As fainas agro-pastoris processam-se hoje de modo diferente e os actores já não são os mesmos. Uns desapareceram, outros descaracterizaram-se e deixam atrás de si, pegadas etnográficas diferentes daquelas que deixavam até cerca de meados do séc. XX. Todavia, os registos etnográficos desses actores de antanho permanecem vivos na memória de muitos de nós. E é assim, que o pastor de ovelhas com todos os seus atributos, continua a ser utilizado como ex-libris do Alentejo. Trata-se de um personagem com forte presença nas letras e nas artes, perpetuado em fotografias, pinturas e esculturas em pedra, madeira ou barro. Escusado será dizer que continua a ser também objecto de representação pelos barristas de Estremoz. É o que se passa em particular com o chamado “pastor de tarro e manta”, cujos atributos usados na representação são: pelico (ou samarra) e safões, botas, chapéu aguadeiro, cajado, tarro e manta. Desses atributos nos fala o cancioneiro popular alentejano:
"Tod’a vida gardê gado,
E sempre fui ganadêro,
Uso cêfoes e cajado,
E pelico e caldêra.” [2]
“Toda a vida guardei gado,
Toda a vida fui pastor,
Deixei botins e cajado
Por via do meu amor.” [2]
“Debaixo das azinheiras
Encostado ao teu cajado,
Com o chapéu de abas largas
Vejo-te guardando o gado.” [1]
“Neste tarro de cortiça
oferta do meu amor,
até o pão com chouriça
às vezes sabe melhor.” [3]
Memórias guardadas
Coleccionador de memórias, já perdi o conto aos exemplares de pastores que povoam a minha colecção, começando no séc. XVIII e acabando, por enquanto, nos dias de hoje. O exemplar mais recente é da autoria de Carlos Alves, barrista que aposta numa modelação fortemente naturalista que procura representar as coisas tal como elas são, para o que recorre á representação de texturas. No presente caso, texturizou a pele dos safões, a cortiça do tarro e o cabelo do pastor. O cromatismo da figura segue igualmente a filosofia usada na modelação: procura colorir as coisas com as cores naturais que elas têm.

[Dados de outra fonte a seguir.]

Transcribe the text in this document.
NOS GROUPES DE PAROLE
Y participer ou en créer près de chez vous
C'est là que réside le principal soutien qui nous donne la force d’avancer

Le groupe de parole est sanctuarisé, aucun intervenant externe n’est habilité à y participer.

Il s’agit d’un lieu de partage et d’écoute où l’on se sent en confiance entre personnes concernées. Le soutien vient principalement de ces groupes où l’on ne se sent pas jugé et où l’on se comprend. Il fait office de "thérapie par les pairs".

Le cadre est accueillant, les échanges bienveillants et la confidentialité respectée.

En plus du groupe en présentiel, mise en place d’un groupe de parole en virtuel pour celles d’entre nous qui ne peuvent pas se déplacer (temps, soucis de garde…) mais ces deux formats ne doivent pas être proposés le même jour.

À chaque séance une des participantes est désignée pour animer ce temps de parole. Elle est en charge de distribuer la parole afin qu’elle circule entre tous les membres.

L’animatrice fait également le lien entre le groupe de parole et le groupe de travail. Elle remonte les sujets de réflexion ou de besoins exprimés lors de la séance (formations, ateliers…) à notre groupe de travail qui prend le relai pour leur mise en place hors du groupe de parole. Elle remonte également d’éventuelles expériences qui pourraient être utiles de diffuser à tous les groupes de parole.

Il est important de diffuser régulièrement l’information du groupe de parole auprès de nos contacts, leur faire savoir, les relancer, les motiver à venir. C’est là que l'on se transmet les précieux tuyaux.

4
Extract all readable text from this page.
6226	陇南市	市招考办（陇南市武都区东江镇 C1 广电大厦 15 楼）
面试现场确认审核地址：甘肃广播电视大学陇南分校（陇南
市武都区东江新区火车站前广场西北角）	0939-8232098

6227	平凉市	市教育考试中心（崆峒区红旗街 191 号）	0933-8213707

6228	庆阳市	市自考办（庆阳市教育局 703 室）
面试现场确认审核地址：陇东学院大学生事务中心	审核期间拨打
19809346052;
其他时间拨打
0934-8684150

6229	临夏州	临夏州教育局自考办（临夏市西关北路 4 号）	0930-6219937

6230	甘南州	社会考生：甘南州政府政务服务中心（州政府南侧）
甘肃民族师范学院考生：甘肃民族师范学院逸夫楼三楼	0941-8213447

A modelação e o cromatismo da figura aqui patentes são notáveis. O cromatismo é assaz suave e harmonioso, uma vez que é dominante uma tricromia em que o verde (cor fria) é acompanhado de duas cores neutras: o preto e o castanho em diversas modalidades.
O pendor fortemente naturalista da modelação e do cromatismo de Carlos Alves, parecem-me ser as marcas identitárias mais fortes do barrista, as quais aqui registo e aplaudo:
BIBLIOGRAFIA
[1] – DELGADO, Manuel Joaquim. Subsídio para o Cancioneiro Popular do Baixo Alentejo. Vol. I. Instituto Nacional de Investigação Científica. Lisboa, 1980
[2] - PIRES, A. Tomaz. Cantos Populares Portuguezes. Vol. IV. Typographia e Stereotipía Progresso. Elvas, 1912.
[3] – SANTOS, Victor. Cancioneiro Alentejano – Poesia Popular, Livraria Portugal, Lisboa, 1959.